All That’s Old is New Again (Part 3 of 3)

By October 23, 2017Blog

H+H uses period instruments to create an historically-informed presentation of Baroque and Classical music—as close as possible to the composer’s original intent. Interestingly, not all the instruments are available as working antiques. Sometimes we make new instruments to function and sound like the originals.

Slide Trumpet

Jesse Levine is learning an unusual new instrument for H+H this year: a slide trumpet, or tromba da tirarsi. It’s a small, Baroque trumpet that has a slide like a trombone.

“We programmed Bach’s Cantata 147 for this year’s Bach Christmas program, and it’s got two types of trumpet parts. The opening chorus and aria are for regular natural trumpet, however there’s two chorales, including the famous Jesu, Joy of Man’s Desiring, with a part for slide trumpet, which just doubles the tune with the sopranos. It’s not possible to play on a natural trumpet, because not all the notes exist in the harmonic series (the only notes a regular natural trumpet can play).

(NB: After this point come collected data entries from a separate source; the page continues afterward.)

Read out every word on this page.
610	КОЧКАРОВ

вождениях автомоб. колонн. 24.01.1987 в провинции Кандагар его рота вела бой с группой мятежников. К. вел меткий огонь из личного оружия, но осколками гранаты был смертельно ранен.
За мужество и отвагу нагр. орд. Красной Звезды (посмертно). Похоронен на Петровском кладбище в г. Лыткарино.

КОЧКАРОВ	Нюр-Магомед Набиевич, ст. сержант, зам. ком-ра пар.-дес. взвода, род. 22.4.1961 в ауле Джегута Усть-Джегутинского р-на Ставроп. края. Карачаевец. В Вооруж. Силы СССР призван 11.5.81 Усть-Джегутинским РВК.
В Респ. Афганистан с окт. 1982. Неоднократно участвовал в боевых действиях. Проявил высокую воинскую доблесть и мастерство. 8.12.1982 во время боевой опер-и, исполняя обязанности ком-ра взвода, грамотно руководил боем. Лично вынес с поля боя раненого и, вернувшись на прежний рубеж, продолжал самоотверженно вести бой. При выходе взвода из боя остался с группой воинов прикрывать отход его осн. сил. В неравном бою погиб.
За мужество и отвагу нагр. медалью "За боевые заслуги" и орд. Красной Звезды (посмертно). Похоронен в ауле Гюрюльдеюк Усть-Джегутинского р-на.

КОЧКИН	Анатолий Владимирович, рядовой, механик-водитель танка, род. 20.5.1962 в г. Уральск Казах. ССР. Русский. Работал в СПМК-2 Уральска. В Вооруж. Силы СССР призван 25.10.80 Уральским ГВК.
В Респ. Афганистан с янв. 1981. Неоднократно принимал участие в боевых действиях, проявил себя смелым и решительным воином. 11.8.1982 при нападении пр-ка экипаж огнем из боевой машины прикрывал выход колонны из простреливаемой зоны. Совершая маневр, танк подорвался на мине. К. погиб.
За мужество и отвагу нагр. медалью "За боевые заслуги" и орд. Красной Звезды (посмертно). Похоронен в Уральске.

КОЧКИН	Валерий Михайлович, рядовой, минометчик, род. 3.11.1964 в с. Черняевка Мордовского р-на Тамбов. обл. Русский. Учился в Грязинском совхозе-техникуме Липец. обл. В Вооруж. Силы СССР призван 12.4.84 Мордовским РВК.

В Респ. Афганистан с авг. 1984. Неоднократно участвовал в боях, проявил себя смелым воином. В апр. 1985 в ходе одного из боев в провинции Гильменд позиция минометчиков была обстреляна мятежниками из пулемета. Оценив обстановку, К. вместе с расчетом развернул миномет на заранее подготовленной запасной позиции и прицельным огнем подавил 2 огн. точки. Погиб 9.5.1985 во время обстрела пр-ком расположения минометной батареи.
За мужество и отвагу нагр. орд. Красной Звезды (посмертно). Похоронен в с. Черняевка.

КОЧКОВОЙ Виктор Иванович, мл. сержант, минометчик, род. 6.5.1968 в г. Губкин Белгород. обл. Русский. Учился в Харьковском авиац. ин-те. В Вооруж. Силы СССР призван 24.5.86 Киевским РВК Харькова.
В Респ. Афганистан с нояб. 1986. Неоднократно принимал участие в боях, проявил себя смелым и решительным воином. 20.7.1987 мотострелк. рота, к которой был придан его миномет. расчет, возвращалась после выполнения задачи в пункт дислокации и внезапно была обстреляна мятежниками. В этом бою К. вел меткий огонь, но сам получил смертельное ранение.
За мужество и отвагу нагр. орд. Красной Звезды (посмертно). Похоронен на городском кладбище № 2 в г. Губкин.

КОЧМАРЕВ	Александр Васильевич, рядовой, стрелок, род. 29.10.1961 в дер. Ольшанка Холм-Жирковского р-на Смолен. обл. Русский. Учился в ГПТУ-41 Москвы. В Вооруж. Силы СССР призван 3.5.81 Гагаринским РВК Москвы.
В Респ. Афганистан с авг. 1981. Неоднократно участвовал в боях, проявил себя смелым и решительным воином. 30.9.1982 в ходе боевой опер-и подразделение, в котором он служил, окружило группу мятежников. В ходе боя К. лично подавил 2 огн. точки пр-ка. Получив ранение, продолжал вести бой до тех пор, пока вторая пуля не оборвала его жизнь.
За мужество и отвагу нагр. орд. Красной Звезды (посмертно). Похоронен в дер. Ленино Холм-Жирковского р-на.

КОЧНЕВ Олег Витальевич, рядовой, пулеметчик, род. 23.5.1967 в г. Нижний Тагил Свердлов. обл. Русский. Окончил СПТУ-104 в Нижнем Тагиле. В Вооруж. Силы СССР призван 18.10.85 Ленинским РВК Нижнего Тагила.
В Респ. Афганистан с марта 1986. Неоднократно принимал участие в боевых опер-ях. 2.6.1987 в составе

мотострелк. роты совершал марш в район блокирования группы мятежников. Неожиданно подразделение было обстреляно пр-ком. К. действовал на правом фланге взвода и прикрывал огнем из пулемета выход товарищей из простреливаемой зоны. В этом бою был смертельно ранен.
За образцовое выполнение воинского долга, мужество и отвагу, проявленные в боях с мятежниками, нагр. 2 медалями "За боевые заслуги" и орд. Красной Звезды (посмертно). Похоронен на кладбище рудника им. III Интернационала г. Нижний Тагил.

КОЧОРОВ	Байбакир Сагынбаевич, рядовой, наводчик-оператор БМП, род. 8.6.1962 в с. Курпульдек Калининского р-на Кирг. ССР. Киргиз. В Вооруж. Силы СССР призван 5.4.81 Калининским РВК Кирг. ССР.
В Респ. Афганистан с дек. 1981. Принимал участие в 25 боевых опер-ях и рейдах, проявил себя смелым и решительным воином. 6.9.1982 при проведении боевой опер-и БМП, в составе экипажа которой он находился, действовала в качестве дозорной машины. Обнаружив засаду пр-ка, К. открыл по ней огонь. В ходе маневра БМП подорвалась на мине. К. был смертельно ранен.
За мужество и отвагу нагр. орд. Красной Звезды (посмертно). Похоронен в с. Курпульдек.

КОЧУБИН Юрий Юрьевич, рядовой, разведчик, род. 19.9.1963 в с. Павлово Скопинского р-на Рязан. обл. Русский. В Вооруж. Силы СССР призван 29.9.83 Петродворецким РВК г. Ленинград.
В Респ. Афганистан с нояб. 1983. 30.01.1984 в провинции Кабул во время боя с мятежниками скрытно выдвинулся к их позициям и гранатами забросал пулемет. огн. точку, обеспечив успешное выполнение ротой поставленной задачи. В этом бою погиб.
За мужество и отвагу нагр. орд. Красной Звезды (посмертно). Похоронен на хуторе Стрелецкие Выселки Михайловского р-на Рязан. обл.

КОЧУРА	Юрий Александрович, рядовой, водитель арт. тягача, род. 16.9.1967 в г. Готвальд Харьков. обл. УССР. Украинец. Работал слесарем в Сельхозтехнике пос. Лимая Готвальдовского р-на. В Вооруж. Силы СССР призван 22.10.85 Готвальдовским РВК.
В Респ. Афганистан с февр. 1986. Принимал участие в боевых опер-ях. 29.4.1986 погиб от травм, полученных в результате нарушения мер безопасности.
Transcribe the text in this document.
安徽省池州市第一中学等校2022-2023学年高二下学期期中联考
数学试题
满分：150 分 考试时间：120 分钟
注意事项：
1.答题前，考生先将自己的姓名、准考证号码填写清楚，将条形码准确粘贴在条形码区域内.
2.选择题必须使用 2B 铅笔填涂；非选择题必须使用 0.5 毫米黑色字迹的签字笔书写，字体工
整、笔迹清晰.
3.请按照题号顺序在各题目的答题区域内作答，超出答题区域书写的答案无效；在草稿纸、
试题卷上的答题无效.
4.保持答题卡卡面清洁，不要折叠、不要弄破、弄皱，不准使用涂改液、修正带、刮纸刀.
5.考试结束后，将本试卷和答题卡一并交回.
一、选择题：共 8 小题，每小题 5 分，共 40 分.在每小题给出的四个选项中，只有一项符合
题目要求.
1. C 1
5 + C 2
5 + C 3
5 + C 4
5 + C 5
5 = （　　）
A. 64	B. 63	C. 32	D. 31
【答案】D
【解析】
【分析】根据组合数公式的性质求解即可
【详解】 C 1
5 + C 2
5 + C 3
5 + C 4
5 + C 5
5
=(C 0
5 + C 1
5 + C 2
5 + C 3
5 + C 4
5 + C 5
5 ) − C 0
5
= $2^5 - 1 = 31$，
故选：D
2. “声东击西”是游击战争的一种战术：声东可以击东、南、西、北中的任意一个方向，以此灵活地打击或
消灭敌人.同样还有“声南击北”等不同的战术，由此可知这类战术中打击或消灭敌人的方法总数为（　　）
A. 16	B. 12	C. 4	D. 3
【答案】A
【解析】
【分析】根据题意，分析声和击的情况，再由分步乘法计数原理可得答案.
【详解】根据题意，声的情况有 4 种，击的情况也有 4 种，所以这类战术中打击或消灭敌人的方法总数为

“Being that this piece required it, I thought I’d go buy one. I searched on the internet, and the only person who makes one is a guy in Wales named Matthew Parker (matthewparkertrumpets.com). I called him, and he made one for me and sent it over. Altogether, it took about eight or nine weeks.

“There are four slide positions (a trombone has seven), so it’s basically four natural trumpets in one. The technique is similar in that respect, but if it’s out of tune, you have to adjust the whole slide. Trumpet players bend with their lips, but now I can just use the slide like a trombonist.”